Heckscher Museum of Art

Huntington, Long Island, NY

(516) 351-3250



From the Front: World War II Watercolors by Peter Sanfilippo

May 6, 2000 - June 4, 2000


For one young G.I., art became salvation as he faced the horrors of World War II. Young and idealistic, Peter Sanfilippo shipped out in 1942. His unit, the 633rd Field Artillery, brought him to North Africa, Sicily and up through Italy. Although he had no formal art training, Sanfilippo turned to art as a way of preserving his own humanity and finding it in others. He wrote: "I was determined to paint of a humanity, be it civilian or military, struggling to survive the cruel events." Using the tools at hand in the field, his easel was a wooden ammunition box and his watercolors were rolled up into empty shell casings for shipment home. Those paintings, along with the artist's painful memories, were packed away for a half century until the celebrations surrounding the 50th anniversary of World War II.

A longtime resident of Port Jefferson Station, Peter Sanfilippo's watercolors will be on view at the Heckscher in a special lobby exhibition. "From the Front: World War II Watercolors by Peter Sanfilippo" opens on Saturday, May 6 and remains on view through Sunday, June 4.

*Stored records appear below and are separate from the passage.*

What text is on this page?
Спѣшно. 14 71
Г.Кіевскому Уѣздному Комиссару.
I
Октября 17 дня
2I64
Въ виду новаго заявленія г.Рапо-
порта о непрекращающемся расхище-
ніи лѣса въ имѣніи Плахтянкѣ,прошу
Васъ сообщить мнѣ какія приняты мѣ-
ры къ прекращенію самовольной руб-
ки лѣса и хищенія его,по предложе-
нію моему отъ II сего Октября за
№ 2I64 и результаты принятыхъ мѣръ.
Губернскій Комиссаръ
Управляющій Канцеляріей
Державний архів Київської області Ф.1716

Hidden for 50 years, Sanfilippo's watercolors stand as a documentary of the time and of the places and stories of war. Among the stirring works on view at the Heckscher is Relief Column, painted in Tunisia in 1943 and depicting the excitement of the local populace as they cheered on the arriving troops. Piper Cub shows maintenance men readying aircraft for the next mission. Other watercolors portray the artist's reaction to new and compelling landscapes. "Never was I separated from the beauty of a mountain, a tree, or a flower," he said. In this group are Constantine Sunset, painted in Algeria; and Olive Picking, depicting Sicilian women harvesting olives in a timeless tableaux.